Years ago, when I first started teaching, a woman signed up for my class at the John C. Campbell Folk School in the N.C. mountains because her doctor had told her that if she didn’t do something for herself soon, she’d die. She wasn’t looking for a writing class. She didn’t think of writing at all. She was just looking to do something for herself, doctor’s orders, and she ended up in my group.
In this class we just wrote, and read back to each other, and received each others’ writing by recalling what we liked. As the week went on, we formed a community, and we became important to each other, and we all found out more about this woman. Her alcoholic husband. Her demanding adult children. The dishes in the sink and the laundry on the floor. A smack across the face. She wrote the scenes of her life that week. Through writing from prompts these scenes spooled from her pen and stitched themselves into her story. It may have been the first time she ever told her story, even to herself. Stories are often pattern, and now she could look at the pattern of her own life without the distractions of daily dust-ups of drama her situation kept her in.

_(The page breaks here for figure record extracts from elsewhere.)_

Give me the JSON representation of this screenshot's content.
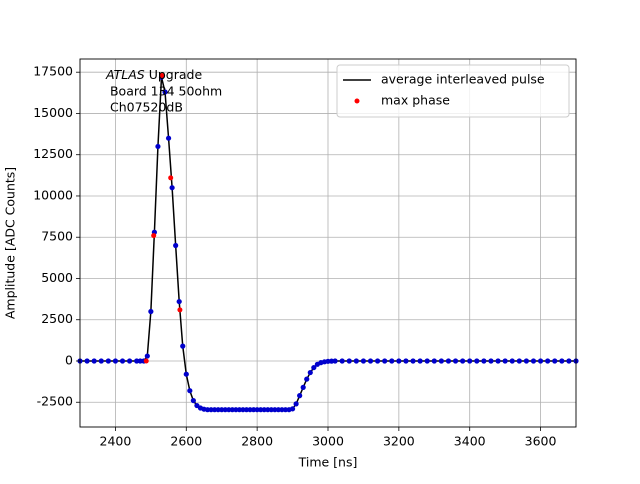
{
  "chart_data": {
    "type": "line",
    "xlabel": "Time [ns]",
    "ylabel": "Amplitude [ADC Counts]",
    "annotation": {
      "italic": "ATLAS",
      "lines": [
        "Upgrade",
        " Board 134 50ohm",
        " Ch07520dB"
      ]
    },
    "xlim": [
      2300,
      3700
    ],
    "xticks": [
      2400,
      2600,
      2800,
      3000,
      3200,
      3400,
      3600
    ],
    "ylim": [
      -4000,
      18300
    ],
    "yticks": [
      -2500,
      0,
      2500,
      5000,
      7500,
      10000,
      12500,
      15000,
      17500
    ],
    "grid": true,
    "legend": "upper right",
    "series": [
      {
        "name": "average interleaved pulse",
        "color": "#000000",
        "marker_color": "#0000cc",
        "x": [
          2300,
          2320,
          2340,
          2360,
          2380,
          2400,
          2420,
          2440,
          2460,
          2470,
          2480,
          2490,
          2500,
          2510,
          2520,
          2530,
          2540,
          2550,
          2560,
          2570,
          2580,
          2590,
          2600,
          2610,
          2620,
          2630,
          2640,
          2650,
          2660,
          2670,
          2680,
          2690,
          2700,
          2710,
          2720,
          2730,
          2740,
          2750,
          2760,
          2770,
          2780,
          2790,
          2800,
          2810,
          2820,
          2830,
          2840,
          2850,
          2860,
          2870,
          2880,
          2890,
          2900,
          2910,
          2920,
          2930,
          2940,
          2950,
          2960,
          2970,
          2980,
          2990,
          3000,
          3010,
          3020,
          3040,
          3060,
          3080,
          3100,
          3120,
          3140,
          3160,
          3180,
          3200,
          3220,
          3240,
          3260,
          3280,
          3300,
          3320,
          3340,
          3360,
          3380,
          3400,
          3420,
          3440,
          3460,
          3480,
          3500,
          3520,
          3540,
          3560,
          3580,
          3600,
          3620,
          3640,
          3660,
          3680,
          3700
        ],
        "values": [
          0,
          0,
          0,
          0,
          0,
          0,
          0,
          0,
          0,
          0,
          0,
          300,
          3000,
          7800,
          13000,
          17200,
          16300,
          13500,
          10500,
          7000,
          3600,
          900,
          -800,
          -1800,
          -2400,
          -2700,
          -2850,
          -2920,
          -2950,
          -2950,
          -2950,
          -2950,
          -2950,
          -2950,
          -2950,
          -2950,
          -2950,
          -2950,
          -2950,
          -2950,
          -2950,
          -2950,
          -2950,
          -2950,
          -2950,
          -2950,
          -2950,
          -2950,
          -2950,
          -2950,
          -2950,
          -2950,
          -2900,
          -2600,
          -2100,
          -1600,
          -1100,
          -700,
          -400,
          -200,
          -100,
          -50,
          -20,
          -10,
          0,
          0,
          0,
          0,
          0,
          0,
          0,
          0,
          0,
          0,
          0,
          0,
          0,
          0,
          0,
          0,
          0,
          0,
          0,
          0,
          0,
          0,
          0,
          0,
          0,
          0,
          0,
          0,
          0,
          0,
          0,
          0,
          0,
          0,
          0
        ]
      },
      {
        "name": "max phase",
        "color": "#ff0000",
        "style": "points",
        "x": [
          2487,
          2508,
          2531,
          2556,
          2582
        ],
        "values": [
          0,
          7600,
          17300,
          11100,
          3100
        ]
      }
    ]
  }
}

She went home after that week and left her husband. She rented a small apartment and lived alone. She wrote me a few times about how peaceful it was. She thanked me. What had I done? Had I broken up a marriage? No, of course not. I’d only held space for a person to hear her own thoughts.

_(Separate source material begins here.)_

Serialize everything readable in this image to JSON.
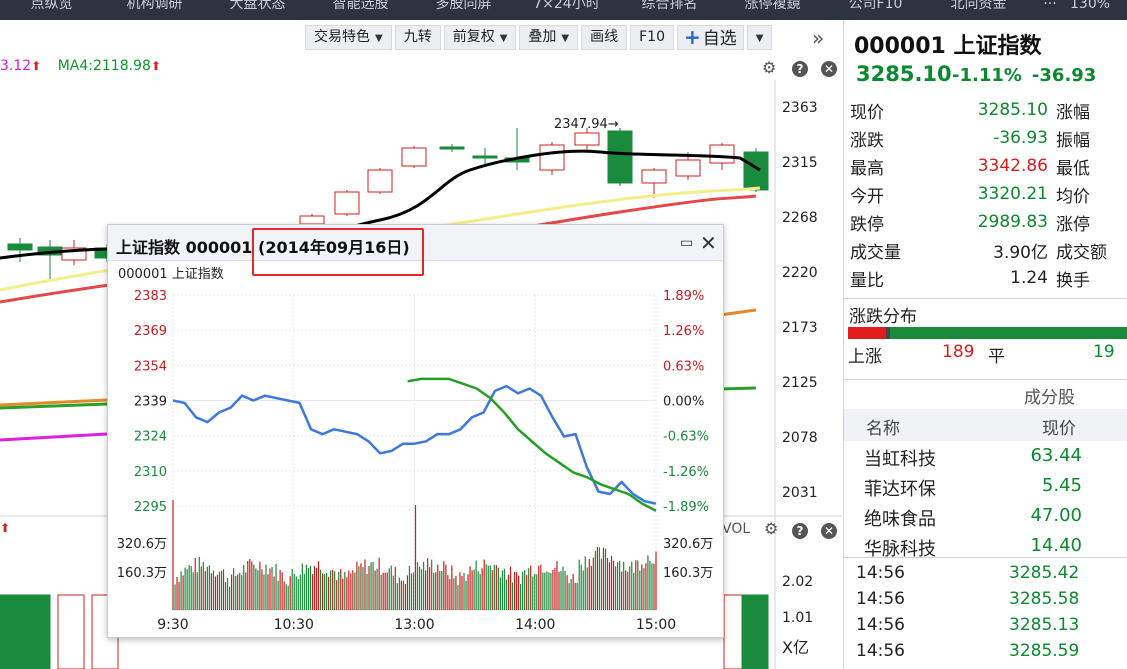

In the burning times, this might be considered the work of a witch. Powerful women, smart women, women with property, women who healed others with herbs and deep knowledge, women who were not married, women who lived outside the “norm” were called witch. But the accusation of witch wasn’t just assumed to be correct. Women were tested for being a witch by various means. Some women were put in a chair and dunked in water. If she was a witch, she wouldn’t drown. Or a woman was needled, her skin pricked and pricked and pricked, because somewhere on a witch was a place she would not bleed. And if she bled, which she did, she was not a witch.
Funny how the tests for a witch always leave a woman dead. Funny too, how this woman was told she was at death’s door if she didn’t do something for herself. Was that doctor a witch too?

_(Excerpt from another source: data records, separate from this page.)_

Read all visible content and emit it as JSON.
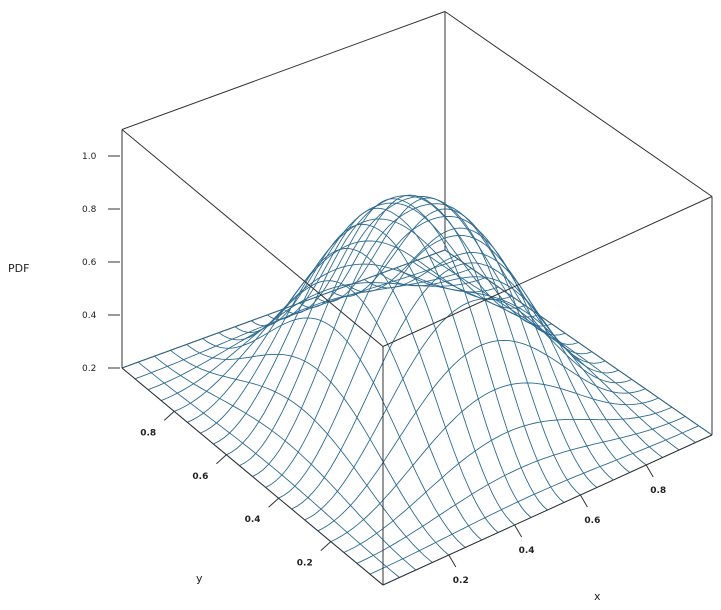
{
  "chart_data": {
    "type": "surface",
    "title": "",
    "xlabel": "x",
    "ylabel": "y",
    "zlabel": "PDF",
    "xlim": [
      0,
      1
    ],
    "ylim": [
      0,
      1
    ],
    "zlim": [
      0.2,
      1.1
    ],
    "x_ticks": [
      0.2,
      0.4,
      0.6,
      0.8
    ],
    "x_tick_labels": [
      "0.2",
      "0.4",
      "0.6",
      "0.8"
    ],
    "y_ticks": [
      0.2,
      0.4,
      0.6,
      0.8
    ],
    "y_tick_labels": [
      "0.2",
      "0.4",
      "0.6",
      "0.8"
    ],
    "z_ticks": [
      0.2,
      0.4,
      0.6,
      0.8,
      1.0
    ],
    "z_tick_labels": [
      "0.2",
      "0.4",
      "0.6",
      "0.8",
      "1.0"
    ],
    "grid_n": 21,
    "surface": "z = 0.2 + 0.9 * sin(pi x)^2 * sin(pi y)^2 - 0.06 * shallow central dip",
    "line_color": "#2f6b8f",
    "box_color": "#333333",
    "grid": false,
    "legend": "none"
  }
}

The burning times, that I did not live through, and that seem horrific and unrepeatable, are very much on my mind these days, as is the alchemy of writing. I’ve witnessed that alchemy again and again, women and men coming back to themselves, hearing themselves, hearing each other, becoming stronger. I’ve seen the tough and guarded made vulnerable. I’ve seen the meek and voiceless start to speak up for themselves. I’ve seen barriers break down and humanity show through.
And if this is the work of witch then I accept it. Even in these burning times.